6. Press the seam towards the background fabric again. You should have something that looks a bit like this – but I must confess that I pressed one of the seams the wrong way in this block, so it looks slightly different!
7. You will notice that there is a smaller amount of background fabric at one end of your block. Line up your ruler so that one line cuts through the two points of the fish body, and trim this end down to just under ¼ inch from the end of the fish.
8. Now we’ll piece the tail. Take the main tail piece and the two background tail pieces and make the centre creases as you did for the body.
9. Pin the centre crease and each end, overlapping the background piece at the point of the tail (where it will join the body) by ¼ inch.
10. Sew the seam with the same method you used for the body, and press the seam towards the background fabric. You should have something that looks like this.
11. Pin your second tail background piece in the same way, ensuring that it overlaps by ¼ inch at the point of the tail.
Sew and press seams towards the background fabric.
12. Take your tail end piece and fold it so that the two ends of the curve match. Finger press a crease at the centre of the curve, and in the centre of the curve of your main tail piece. Match and pin the centre creases.

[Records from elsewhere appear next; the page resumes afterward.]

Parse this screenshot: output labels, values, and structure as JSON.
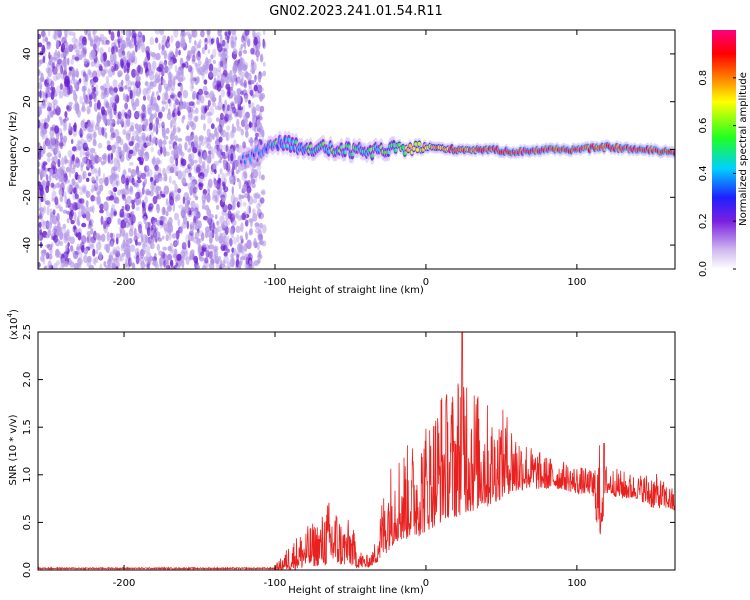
{
  "title": "GN02.2023.241.01.54.R11",
  "colors": {
    "snr_line": "#e8201e",
    "low_power": "#b59ae6",
    "mid_power": "#6a1fd0"
  },
  "chart_data": [
    {
      "type": "heatmap",
      "name": "spectrogram",
      "xlabel": "Height of straight line (km)",
      "ylabel": "Frequency (Hz)",
      "xlim": [
        -257,
        165
      ],
      "ylim": [
        -50,
        50
      ],
      "xticks": [
        -200,
        -100,
        0,
        100
      ],
      "yticks": [
        -40,
        -20,
        0,
        20,
        40
      ],
      "xtick_labels": [
        "-200",
        "-100",
        "0",
        "100"
      ],
      "ytick_labels": [
        "-40",
        "-20",
        "0",
        "20",
        "40"
      ],
      "colorbar": {
        "label": "Normalized spectral amplitude",
        "range": [
          0.0,
          1.0
        ],
        "ticks": [
          0.0,
          0.2,
          0.4,
          0.6,
          0.8
        ],
        "tick_labels": [
          "0.0",
          "0.2",
          "0.4",
          "0.6",
          "0.8"
        ],
        "colormap": [
          "#ffffff",
          "#c8a8f0",
          "#7a20e0",
          "#2020ff",
          "#00d0ff",
          "#20ff20",
          "#ffff00",
          "#ff8000",
          "#ff0000",
          "#ff0080"
        ]
      },
      "noise_region": {
        "x_range": [
          -257,
          -107
        ],
        "level": 0.1
      },
      "signal_track": [
        {
          "x": -120,
          "freq": -5,
          "amp": 0.3
        },
        {
          "x": -100,
          "freq": 3,
          "amp": 0.45
        },
        {
          "x": -80,
          "freq": 1,
          "amp": 0.5
        },
        {
          "x": -60,
          "freq": 0,
          "amp": 0.5
        },
        {
          "x": -40,
          "freq": -1,
          "amp": 0.5
        },
        {
          "x": -20,
          "freq": 0,
          "amp": 0.6
        },
        {
          "x": 0,
          "freq": 1,
          "amp": 0.7
        },
        {
          "x": 20,
          "freq": 0,
          "amp": 0.8
        },
        {
          "x": 40,
          "freq": 0,
          "amp": 0.85
        },
        {
          "x": 60,
          "freq": -1,
          "amp": 0.9
        },
        {
          "x": 80,
          "freq": 0,
          "amp": 0.9
        },
        {
          "x": 100,
          "freq": 0,
          "amp": 0.9
        },
        {
          "x": 120,
          "freq": 1,
          "amp": 0.85
        },
        {
          "x": 140,
          "freq": 0,
          "amp": 0.9
        },
        {
          "x": 165,
          "freq": -1,
          "amp": 0.9
        }
      ]
    },
    {
      "type": "line",
      "name": "snr",
      "xlabel": "Height of straight line (km)",
      "ylabel": "SNR (10 * v/v)",
      "y_multiplier": "(x10",
      "y_multiplier_exp": "4",
      "y_multiplier_close": ")",
      "xlim": [
        -257,
        165
      ],
      "ylim": [
        0,
        2.5
      ],
      "xticks": [
        -200,
        -100,
        0,
        100
      ],
      "yticks": [
        0.0,
        0.5,
        1.0,
        1.5,
        2.0,
        2.5
      ],
      "xtick_labels": [
        "-200",
        "-100",
        "0",
        "100"
      ],
      "ytick_labels": [
        "0.0",
        "0.5",
        "1.0",
        "1.5",
        "2.0",
        "2.5"
      ],
      "envelope": {
        "x": [
          -257,
          -120,
          -100,
          -95,
          -90,
          -80,
          -70,
          -65,
          -60,
          -55,
          -50,
          -45,
          -40,
          -35,
          -30,
          -25,
          -20,
          -15,
          -10,
          -5,
          0,
          5,
          10,
          15,
          20,
          25,
          30,
          35,
          40,
          45,
          50,
          55,
          60,
          65,
          70,
          75,
          80,
          90,
          100,
          110,
          115,
          120,
          130,
          140,
          150,
          160,
          165
        ],
        "upper": [
          0.03,
          0.03,
          0.05,
          0.15,
          0.3,
          0.45,
          0.55,
          0.75,
          0.7,
          0.5,
          0.55,
          0.25,
          0.15,
          0.2,
          0.7,
          1.1,
          1.25,
          1.3,
          1.35,
          1.4,
          1.6,
          1.7,
          1.95,
          1.9,
          2.0,
          2.5,
          2.1,
          1.85,
          1.8,
          1.6,
          1.7,
          1.65,
          1.5,
          1.4,
          1.3,
          1.25,
          1.2,
          1.15,
          1.1,
          1.05,
          1.35,
          1.1,
          1.05,
          1.0,
          1.05,
          0.9,
          0.85
        ],
        "lower": [
          0.0,
          0.0,
          0.0,
          0.0,
          0.0,
          0.02,
          0.05,
          0.05,
          0.05,
          0.05,
          0.05,
          0.02,
          0.02,
          0.05,
          0.1,
          0.2,
          0.3,
          0.3,
          0.35,
          0.35,
          0.4,
          0.45,
          0.5,
          0.55,
          0.55,
          0.6,
          0.6,
          0.65,
          0.65,
          0.7,
          0.75,
          0.8,
          0.8,
          0.85,
          0.85,
          0.85,
          0.85,
          0.85,
          0.8,
          0.8,
          0.3,
          0.8,
          0.75,
          0.75,
          0.65,
          0.65,
          0.6
        ]
      }
    }
  ]
}
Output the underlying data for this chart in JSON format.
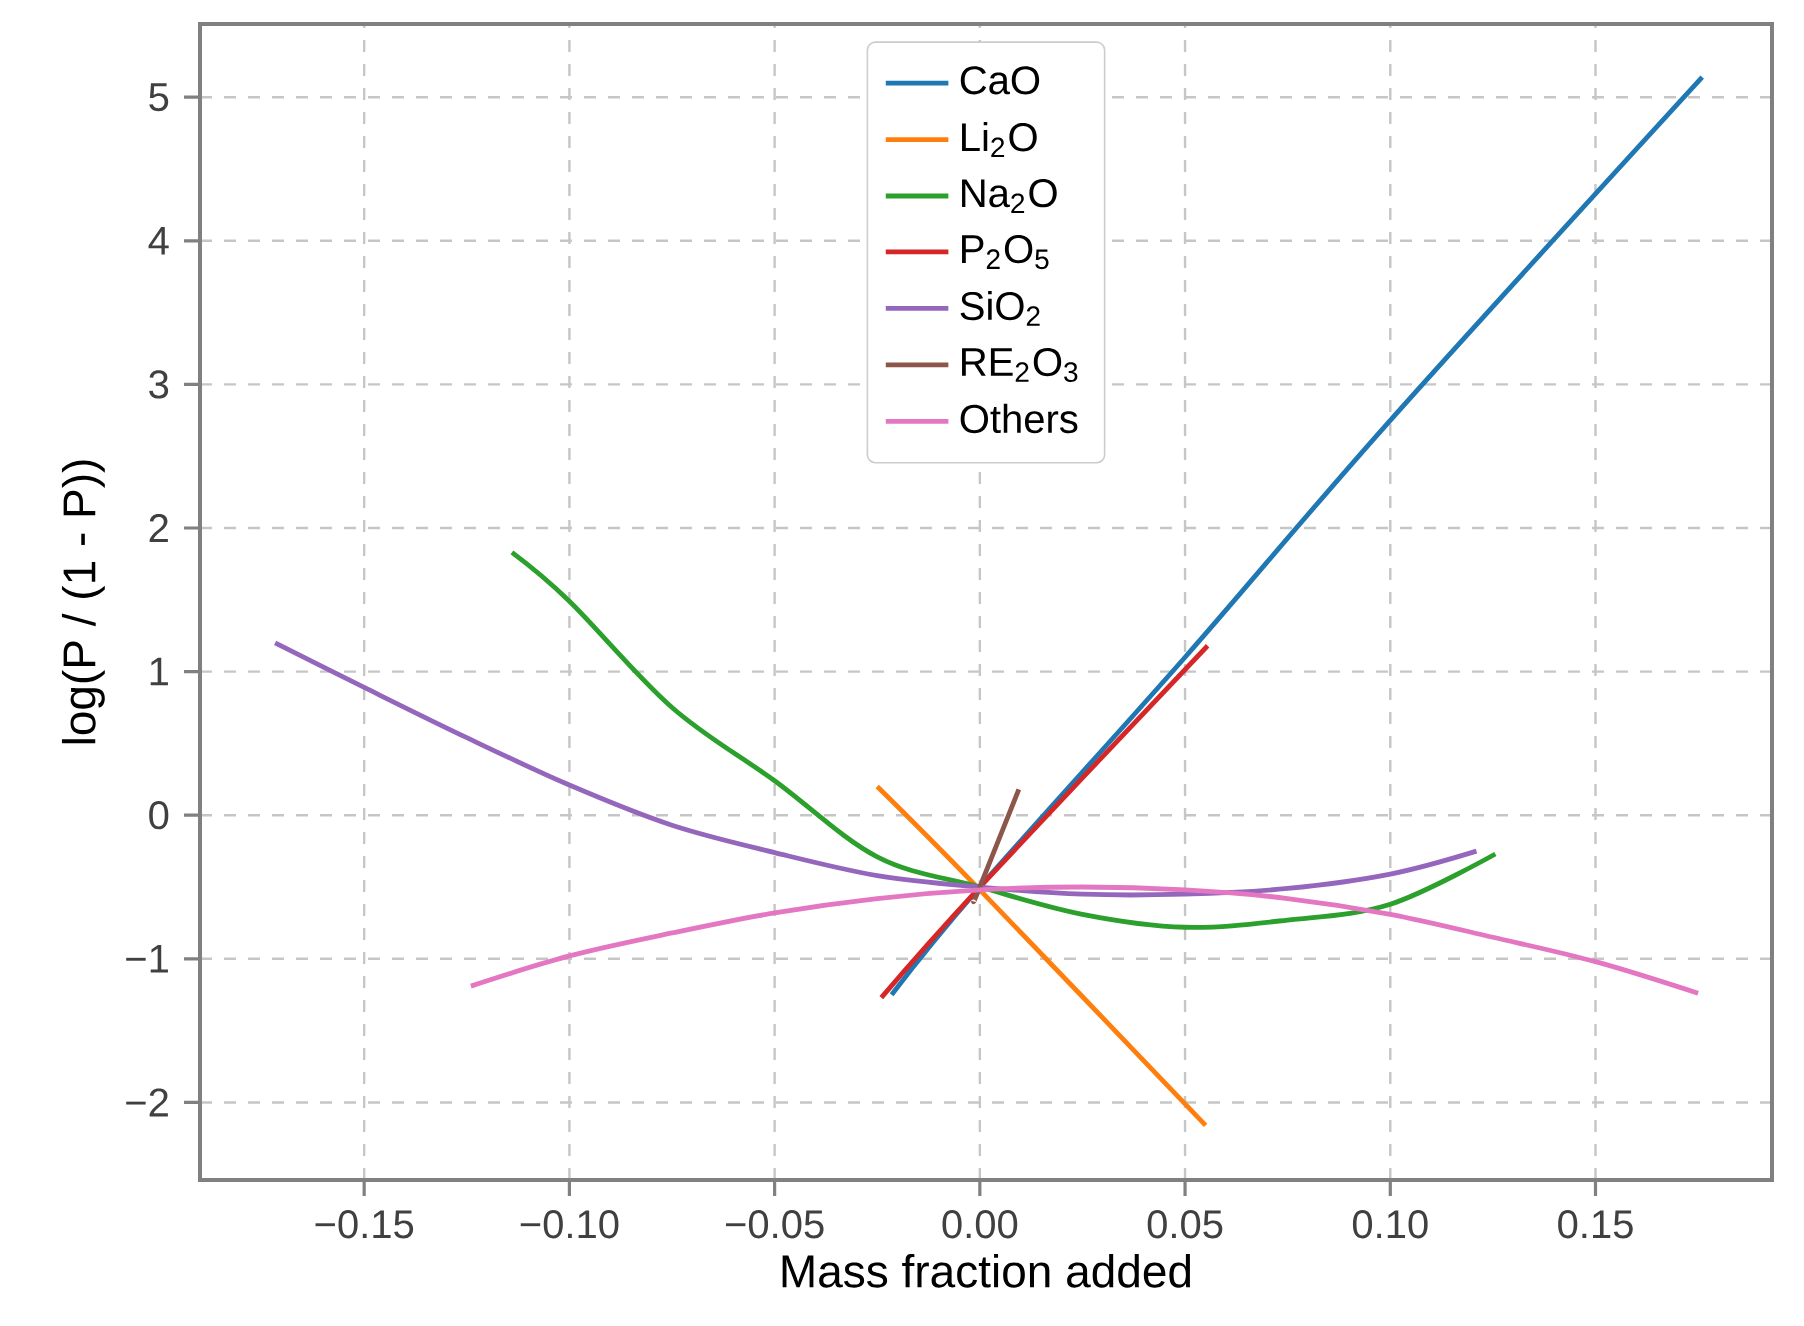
{
  "chart_data": {
    "type": "line",
    "xlabel": "Mass fraction added",
    "ylabel": "log(P / (1 - P))",
    "xlim": [
      -0.19,
      0.193
    ],
    "ylim": [
      -2.54,
      5.51
    ],
    "xticks": [
      {
        "value": -0.15,
        "label": "−0.15"
      },
      {
        "value": -0.1,
        "label": "−0.10"
      },
      {
        "value": -0.05,
        "label": "−0.05"
      },
      {
        "value": 0,
        "label": "0.00"
      },
      {
        "value": 0.05,
        "label": "0.05"
      },
      {
        "value": 0.1,
        "label": "0.10"
      },
      {
        "value": 0.15,
        "label": "0.15"
      }
    ],
    "yticks": [
      {
        "value": -2,
        "label": "−2"
      },
      {
        "value": -1,
        "label": "−1"
      },
      0,
      1,
      2,
      3,
      4,
      5
    ],
    "grid": true,
    "legend": "top",
    "line_style": "solid",
    "marker": "none",
    "series": [
      {
        "name": "CaO",
        "color": "#1f77b4",
        "x": [
          -0.0215,
          0,
          0.05,
          0.1,
          0.176
        ],
        "values": [
          -1.25,
          -0.5,
          1.1,
          2.75,
          5.14
        ]
      },
      {
        "name": "Li$_{2}$O",
        "color": "#ff7f0e",
        "x": [
          -0.025,
          0,
          0.055
        ],
        "values": [
          0.2,
          -0.52,
          -2.16
        ]
      },
      {
        "name": "Na$_{2}$O",
        "color": "#2ca02c",
        "x": [
          -0.114,
          -0.1,
          -0.075,
          -0.05,
          -0.025,
          0,
          0.025,
          0.05,
          0.075,
          0.1,
          0.1256
        ],
        "values": [
          1.83,
          1.49,
          0.75,
          0.24,
          -0.29,
          -0.5,
          -0.69,
          -0.78,
          -0.73,
          -0.62,
          -0.27
        ]
      },
      {
        "name": "P$_{2}$O$_{5}$",
        "color": "#d62728",
        "x": [
          -0.024,
          0,
          0.0555
        ],
        "values": [
          -1.27,
          -0.5,
          1.18
        ]
      },
      {
        "name": "SiO$_{2}$",
        "color": "#9467bd",
        "x": [
          -0.1717,
          -0.15,
          -0.125,
          -0.1,
          -0.075,
          -0.05,
          -0.025,
          0,
          0.025,
          0.05,
          0.075,
          0.1,
          0.121
        ],
        "values": [
          1.2,
          0.89,
          0.54,
          0.21,
          -0.07,
          -0.26,
          -0.42,
          -0.5,
          -0.55,
          -0.55,
          -0.51,
          -0.41,
          -0.25
        ]
      },
      {
        "name": "RE$_{2}$O$_{3}$",
        "color": "#8c564b",
        "x": [
          -0.0015,
          0,
          0.0095
        ],
        "values": [
          -0.6,
          -0.5,
          0.18
        ]
      },
      {
        "name": "Others",
        "color": "#e377c2",
        "x": [
          -0.124,
          -0.1,
          -0.075,
          -0.05,
          -0.025,
          0,
          0.025,
          0.05,
          0.075,
          0.1,
          0.125,
          0.15,
          0.175
        ],
        "values": [
          -1.19,
          -0.98,
          -0.82,
          -0.68,
          -0.58,
          -0.52,
          -0.5,
          -0.52,
          -0.58,
          -0.69,
          -0.85,
          -1.02,
          -1.24
        ]
      }
    ]
  }
}
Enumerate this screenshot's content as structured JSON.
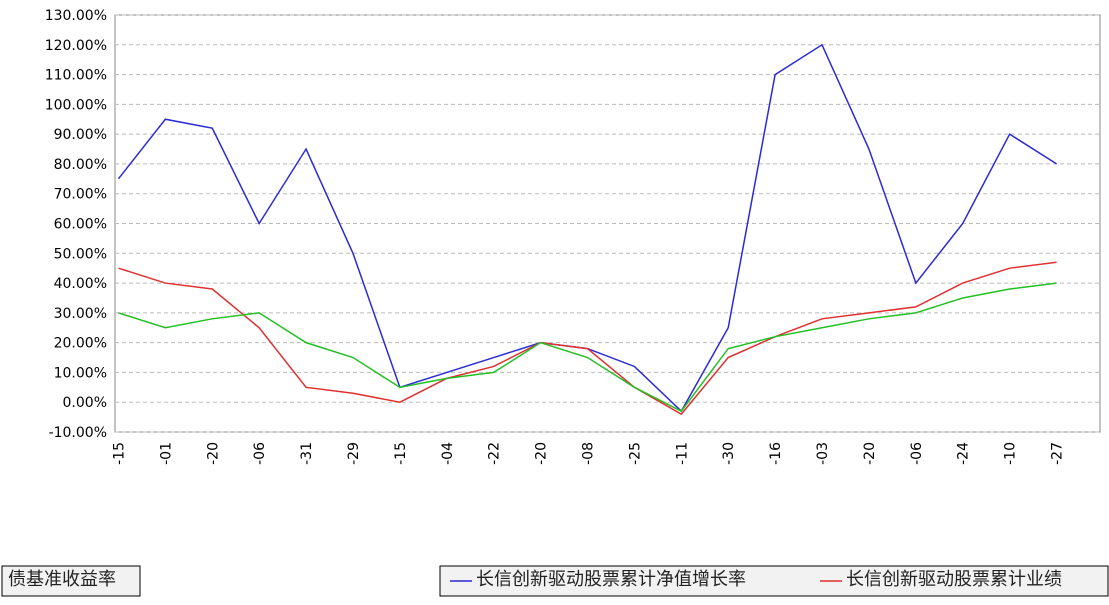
{
  "chart_data": {
    "type": "line",
    "categories": [
      "-15",
      "-01",
      "-20",
      "-06",
      "-31",
      "-29",
      "-15",
      "-04",
      "-22",
      "-20",
      "-08",
      "-25",
      "-11",
      "-30",
      "-16",
      "-03",
      "-20",
      "-06",
      "-24",
      "-10",
      "-27"
    ],
    "series": [
      {
        "name": "长信创新驱动股票累计净值增长率",
        "color": "#2b2bd6",
        "values": [
          75,
          95,
          92,
          60,
          85,
          50,
          5,
          10,
          15,
          20,
          18,
          12,
          -3,
          25,
          110,
          120,
          85,
          40,
          60,
          90,
          80
        ]
      },
      {
        "name": "长信创新驱动股票累计业绩",
        "color": "#e03030",
        "values": [
          45,
          40,
          38,
          25,
          5,
          3,
          0,
          8,
          12,
          20,
          18,
          5,
          -4,
          15,
          22,
          28,
          30,
          32,
          40,
          45,
          47
        ]
      },
      {
        "name": "债基准收益率",
        "color": "#22c022",
        "values": [
          30,
          25,
          28,
          30,
          20,
          15,
          5,
          8,
          10,
          20,
          15,
          5,
          -3,
          18,
          22,
          25,
          28,
          30,
          35,
          38,
          40
        ]
      }
    ],
    "ylim": [
      -10,
      130
    ],
    "yticks": [
      {
        "value": -10,
        "label": "-10.00%"
      },
      {
        "value": 0,
        "label": "0.00%"
      },
      {
        "value": 10,
        "label": "10.00%"
      },
      {
        "value": 20,
        "label": "20.00%"
      },
      {
        "value": 30,
        "label": "30.00%"
      },
      {
        "value": 40,
        "label": "40.00%"
      },
      {
        "value": 50,
        "label": "50.00%"
      },
      {
        "value": 60,
        "label": "60.00%"
      },
      {
        "value": 70,
        "label": "70.00%"
      },
      {
        "value": 80,
        "label": "80.00%"
      },
      {
        "value": 90,
        "label": "90.00%"
      },
      {
        "value": 100,
        "label": "100.00%"
      },
      {
        "value": 110,
        "label": "110.00%"
      },
      {
        "value": 120,
        "label": "120.00%"
      },
      {
        "value": 130,
        "label": "130.00%"
      }
    ],
    "grid": true
  }
}
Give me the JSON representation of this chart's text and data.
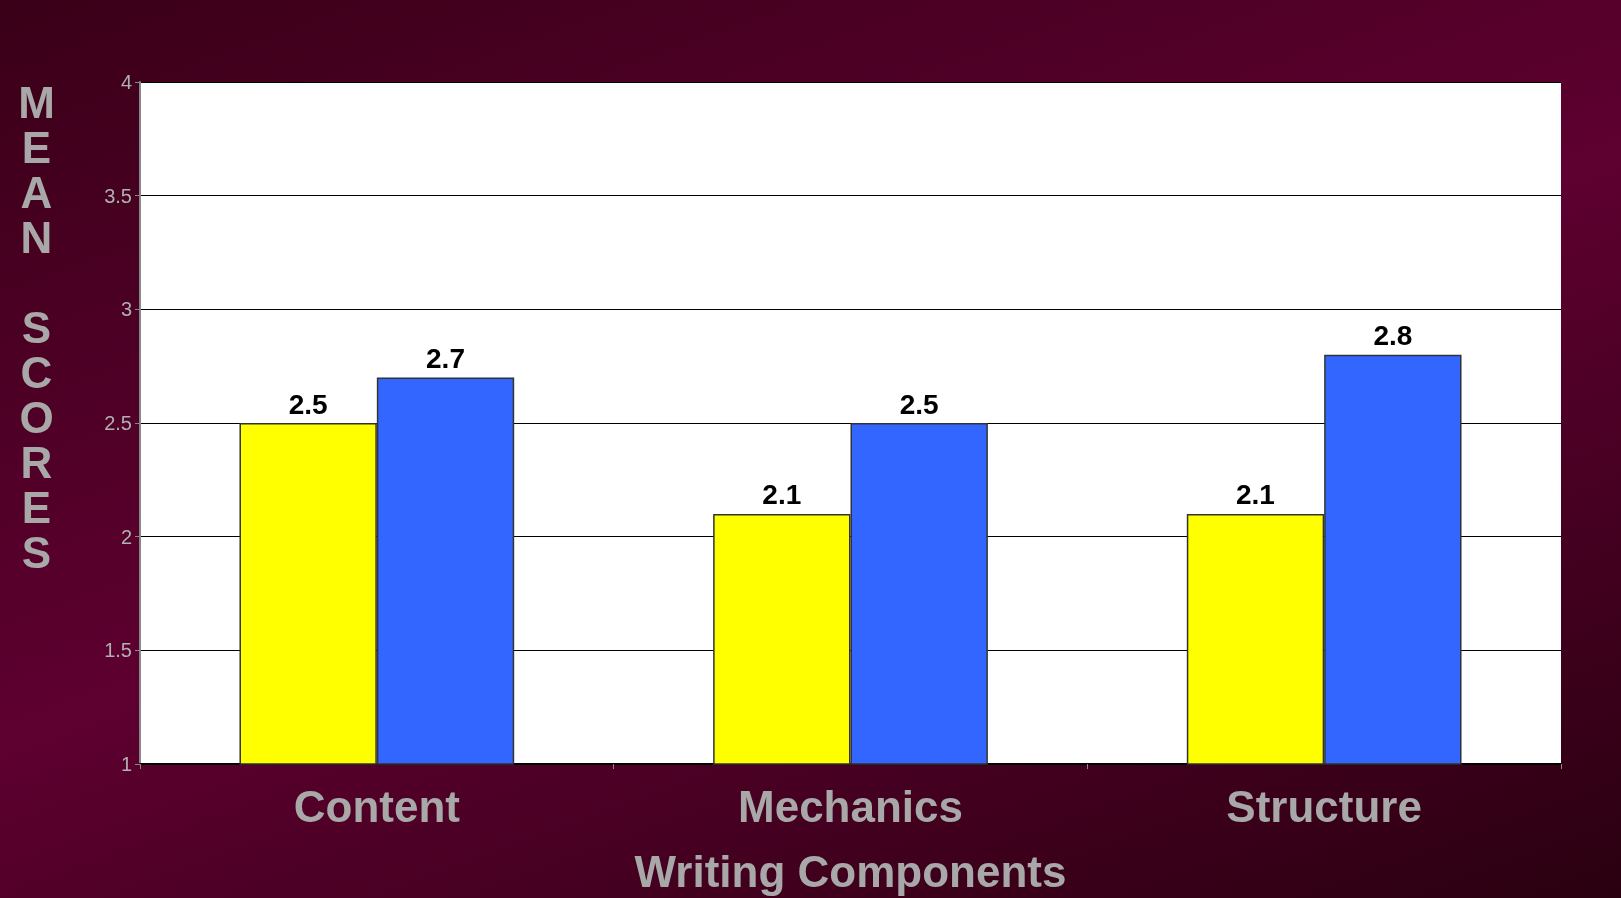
{
  "chart_data": {
    "type": "bar",
    "xlabel": "Writing Components",
    "ylabel": "MEAN SCORES",
    "categories": [
      "Content",
      "Mechanics",
      "Structure"
    ],
    "series": [
      {
        "color": "#ffff00",
        "values": [
          2.5,
          2.1,
          2.1
        ]
      },
      {
        "color": "#3366ff",
        "values": [
          2.7,
          2.5,
          2.8
        ]
      }
    ],
    "ylim": [
      1,
      4
    ],
    "yticks": [
      1,
      1.5,
      2,
      2.5,
      3,
      3.5,
      4
    ],
    "grid": "y",
    "data_labels": true
  }
}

13. Pin the ends of each curve as you did for the body and tail pieces. Take the straight edge pieces and shift these so that they are at 90 degrees to the main tail background pieces. It will look something like this, but ignore the fact that I had got ahead of myself and already sewed the tail to the body in this photo!
14. Sew the tail end seam, stopping with the needle down when you get to the beginning of the the curve and rotating the fabric to keep your ¼ inch seam allowance. Sew the curve in exactly the same way as for the body and the tail, stopping again when you get to the end of the curve and rotating to sew the final straight seam. Press towards the background fabric.
15. Trim the little triangles of fabric at the point of the tail so that you have a straight edge. Try to ensure that you have one of the lines of the ruler cutting through the centre of the tail so that you have a 90 degree angle, and keep the seam allowance as close to ¼ inch as you can (it will be slightly smaller, which you want).
16. Line up the trimmed ends of the tail and body pieces and pin. To make sure that the tail and the body meet in the right place, I put a pin through the point of the tail piece and then put this through the point of the body piece.
Sew and press this final seam.
17. Finally, trim your block. How much you need to trim depends on what size you want your block to be. There is quite a lot of extra fabric on all sides, so that I could be flexible in this stage. I trimmed the bare minimum, just to ensure that the block was squared up.
Finishing the quilt
To make the quilt top, I pieced 22 fish blocks together improvisationally, inserting extra pieces of background fabric to give the shoal movement. The quilt background is simply pieced from 6.5” blocks in a mixure of Kona Aqua, four blue Mendocino prints, and a few 9-patch blocks randomly pieced in Kona Aqua, Azure and Bahama Blue in order to create a dappled effect.
I quilted using wavy lines and used leftovers from the pink prints for the binding.